Tuesday, October 25, 2005

2,000 Dead

What They Died For

The kind of thing my newspaper won't bother telling you.

I asked Marines all across Al Anbar province two questions:

1. If something goes bad and you die here. What would you think of people who used your death to protest the war.

2. After being here, and knowing what you know, would you still join the Marines/volunteer for this deployment?

The answers were invariably the same.

They did not want their death to be used as a prop and they would make the same decision all over again. These young Lance Corporals and Non-Commissioned Officers volunteered to join the Marines, many with the intent of coming to Iraq. And while few would say they like war, they all recognize the necessity of it.

The Marines and soldiers who fight in Iraq are not numbers, but the media and certain groups are treating them as if they were. Number 2,000 was a national treasure, just as number 1,435 was and number 2,038 will be. For what is the value of a man who will fight a war for others who despise him?

But for those who are willing to take action, there would be no wall at all hold back evil and those men and women on the wall deserve more than a number.


Unrelated, but entirely related, are two posts from Greyhawk, one on Iraqi women picking up guns to fight the "insurgents" Some of the women -- before now -- had fit into Western stereotypes:

"Before I got into this, I was like a normal female; when I heard bullets, I would hide," said Muna, a stocky young woman in a black T-shirt and black pants.

"Now, I feel like a man. When I hear a bullet, I want to know where it came from," she said, sitting comfortably with an AK-47 assault rifle across her legs, red toenails poking out from a pair of stacked sandals. "Now I feel equal to my husband."


Others, assuredly, do not:

"I used to watch action movies when I was a kid, I loved them," laughed Xena, a conservative Muslim who chose her pseudonym from the film character, Xena the Warrior Princess. "My favorite actor is [Jean-Claude] Van Damme."

Equality comes in many forms.

The other post ponders the 80% re-enlistment rate among the Utah National Guard troops (home of our friend and inspiration Chief Wiggles) and their stated reasons for re-enlisting (or not).

Among the "fors" is a gem of a quote from 1st Lieut. Bruce Bishop, a Salt Lake County firefighter and Afghanistan veteran:

..."because as I look around at the state of this nation and see all of the weak little pampered candy-asses that are whining about this or protesting that, I'd be afraid to leave the fate of this nation entirely up to them."

Finally, but far from finally, if you want an antidote to the "2000 Dead Americans" fireworks bursting above your head and around your ears in the media (my newspaper will be running a full package tomorrow), read Michael Yon's latest.

I was in Baquba during the January elections. I’d hitched a ride with the US Army to a polling site. There were bombs exploding, mortars falling, and hot machine guns. The fact that the voting was going great despite the violence was something few people expected. When the soldiers dropped me off along with a CNN crew, they couldn’t believe we were willing to go alone. Neither could I.

Until that day, I’d been skeptical about Iraq. Not fashionably cynical, merely skeptical. We could all hear what the US President, the UK Prime Minister, and other elected leaders were saying, but they are politicians. We also could hear the end-of-the-Iraqi-world predictions by so many others who were counting the Iraqis out.

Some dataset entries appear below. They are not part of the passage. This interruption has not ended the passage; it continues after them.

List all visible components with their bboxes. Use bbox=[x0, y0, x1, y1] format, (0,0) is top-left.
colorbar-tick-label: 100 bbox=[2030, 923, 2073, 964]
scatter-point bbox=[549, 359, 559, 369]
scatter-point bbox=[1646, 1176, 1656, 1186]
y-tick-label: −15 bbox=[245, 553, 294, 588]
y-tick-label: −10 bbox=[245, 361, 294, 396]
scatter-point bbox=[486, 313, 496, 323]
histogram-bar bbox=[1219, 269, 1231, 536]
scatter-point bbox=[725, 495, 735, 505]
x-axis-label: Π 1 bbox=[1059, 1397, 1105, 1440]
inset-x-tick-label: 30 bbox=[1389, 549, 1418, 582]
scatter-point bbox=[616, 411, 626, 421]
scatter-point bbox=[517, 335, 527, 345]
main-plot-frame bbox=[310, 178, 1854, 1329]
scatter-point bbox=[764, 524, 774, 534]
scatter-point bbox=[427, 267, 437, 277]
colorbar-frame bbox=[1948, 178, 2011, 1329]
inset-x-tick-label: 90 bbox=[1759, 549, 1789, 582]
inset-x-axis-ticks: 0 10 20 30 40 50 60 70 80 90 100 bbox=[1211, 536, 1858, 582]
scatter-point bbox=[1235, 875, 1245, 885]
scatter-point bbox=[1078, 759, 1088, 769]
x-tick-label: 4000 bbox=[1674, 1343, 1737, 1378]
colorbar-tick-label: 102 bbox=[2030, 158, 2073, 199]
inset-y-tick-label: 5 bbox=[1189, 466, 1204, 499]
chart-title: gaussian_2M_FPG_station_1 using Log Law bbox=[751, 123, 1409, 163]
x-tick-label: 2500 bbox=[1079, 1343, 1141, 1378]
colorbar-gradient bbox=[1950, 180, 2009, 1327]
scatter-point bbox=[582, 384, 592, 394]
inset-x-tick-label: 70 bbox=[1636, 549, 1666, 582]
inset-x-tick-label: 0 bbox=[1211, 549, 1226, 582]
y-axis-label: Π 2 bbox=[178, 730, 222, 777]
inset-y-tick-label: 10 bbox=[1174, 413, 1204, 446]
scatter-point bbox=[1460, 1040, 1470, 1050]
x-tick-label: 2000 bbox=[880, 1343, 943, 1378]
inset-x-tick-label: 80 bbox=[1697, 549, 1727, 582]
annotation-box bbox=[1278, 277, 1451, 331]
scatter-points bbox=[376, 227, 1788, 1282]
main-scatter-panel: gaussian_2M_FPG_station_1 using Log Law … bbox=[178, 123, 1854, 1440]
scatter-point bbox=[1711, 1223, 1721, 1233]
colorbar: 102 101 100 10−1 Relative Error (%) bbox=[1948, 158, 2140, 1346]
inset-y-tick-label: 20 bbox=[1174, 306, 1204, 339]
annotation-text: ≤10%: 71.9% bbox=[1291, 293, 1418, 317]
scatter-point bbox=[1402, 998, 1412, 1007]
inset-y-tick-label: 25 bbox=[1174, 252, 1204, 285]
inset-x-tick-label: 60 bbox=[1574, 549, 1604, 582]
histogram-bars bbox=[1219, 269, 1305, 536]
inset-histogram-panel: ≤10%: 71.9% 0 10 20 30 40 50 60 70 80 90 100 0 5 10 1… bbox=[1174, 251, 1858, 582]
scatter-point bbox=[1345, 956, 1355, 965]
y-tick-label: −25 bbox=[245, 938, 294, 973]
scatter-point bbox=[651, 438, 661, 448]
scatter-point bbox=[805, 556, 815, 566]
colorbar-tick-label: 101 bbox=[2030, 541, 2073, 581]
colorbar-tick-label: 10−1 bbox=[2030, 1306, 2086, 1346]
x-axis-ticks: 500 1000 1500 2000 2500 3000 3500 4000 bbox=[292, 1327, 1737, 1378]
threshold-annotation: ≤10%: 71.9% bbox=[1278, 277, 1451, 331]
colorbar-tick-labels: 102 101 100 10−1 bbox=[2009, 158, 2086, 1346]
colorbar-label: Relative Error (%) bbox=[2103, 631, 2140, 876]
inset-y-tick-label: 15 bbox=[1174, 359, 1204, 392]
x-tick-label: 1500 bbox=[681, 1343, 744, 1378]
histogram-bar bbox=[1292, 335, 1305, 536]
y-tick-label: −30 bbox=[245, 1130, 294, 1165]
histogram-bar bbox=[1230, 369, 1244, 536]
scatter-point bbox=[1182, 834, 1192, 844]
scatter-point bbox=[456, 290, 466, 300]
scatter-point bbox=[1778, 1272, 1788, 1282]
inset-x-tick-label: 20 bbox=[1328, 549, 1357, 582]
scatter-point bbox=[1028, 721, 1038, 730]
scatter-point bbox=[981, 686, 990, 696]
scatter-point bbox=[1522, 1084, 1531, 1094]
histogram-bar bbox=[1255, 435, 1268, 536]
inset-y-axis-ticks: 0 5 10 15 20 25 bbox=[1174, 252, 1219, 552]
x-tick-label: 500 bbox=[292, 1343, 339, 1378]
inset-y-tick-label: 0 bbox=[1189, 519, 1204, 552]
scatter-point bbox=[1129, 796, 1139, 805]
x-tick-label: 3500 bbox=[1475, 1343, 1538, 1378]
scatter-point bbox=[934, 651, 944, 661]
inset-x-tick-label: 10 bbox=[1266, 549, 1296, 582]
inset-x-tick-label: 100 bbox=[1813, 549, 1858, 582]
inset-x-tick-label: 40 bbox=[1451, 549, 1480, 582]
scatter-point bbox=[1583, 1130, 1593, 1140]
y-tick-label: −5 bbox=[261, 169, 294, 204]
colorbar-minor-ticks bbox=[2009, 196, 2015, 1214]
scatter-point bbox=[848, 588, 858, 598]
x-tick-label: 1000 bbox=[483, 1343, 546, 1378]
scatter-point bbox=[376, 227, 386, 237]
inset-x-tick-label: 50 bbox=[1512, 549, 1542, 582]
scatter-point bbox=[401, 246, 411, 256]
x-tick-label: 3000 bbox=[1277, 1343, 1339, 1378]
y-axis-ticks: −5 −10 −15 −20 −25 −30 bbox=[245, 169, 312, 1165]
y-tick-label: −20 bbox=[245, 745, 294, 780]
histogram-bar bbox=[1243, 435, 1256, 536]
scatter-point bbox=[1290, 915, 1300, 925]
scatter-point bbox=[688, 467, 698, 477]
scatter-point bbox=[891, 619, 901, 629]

But nobody really knew what the Iraqi people had in mind, and the Iraqis were the people who counted most.

The millions who voted sent a clear message: serpentine lines of ebullient Iraqis risked their lives—many died—to have a say in their futures. People voted by dipping their right index fingers into purple ink and casting their lot. The image of Iraqi voters proudly holding their stained fingers aloft became a symbol for the success of the election. In Baquba, many voters asked me to photograph them as they left the polling places, all smiles and purple fingers.

The courage of the Iraqi people that January day planted a seed of confidence in my mind. These were not timid or cowering souls. There I was: an American in a dangerous Iraqi city, at the very polling site that soldiers were wagering would be bombed. I was weaponless and alone. One after another, Iraqis came and shook my hand, showing me their children, laughing, smiling, saying over and over,
Thank you, thank you, thank you. I felt like an honored guest, and I felt a twinge of shame that I’d held less confidence in the Iraqis than they’d mustered for themselves.

The American soldiers came back to get us after the polls closed, we got into a firefight at a police station, and that was it. The voice of the Iraqi people had risen above the clamor of insurgent violence.

Then came reports that insurgents were targeting people with purple fingers. Since then terrorists have murdered thousands more Iraqis, and hundreds of Coalition members. After all these months, I still wondered which was stronger: the terror, or the hope. Would the Iraqi people speak with softer and more tentative voices now after the slaughter of thousands?


Hard questions. No simple answers. You want simple answers? Go talk to Cindy Sheehan. I hear she's real easy to find these days.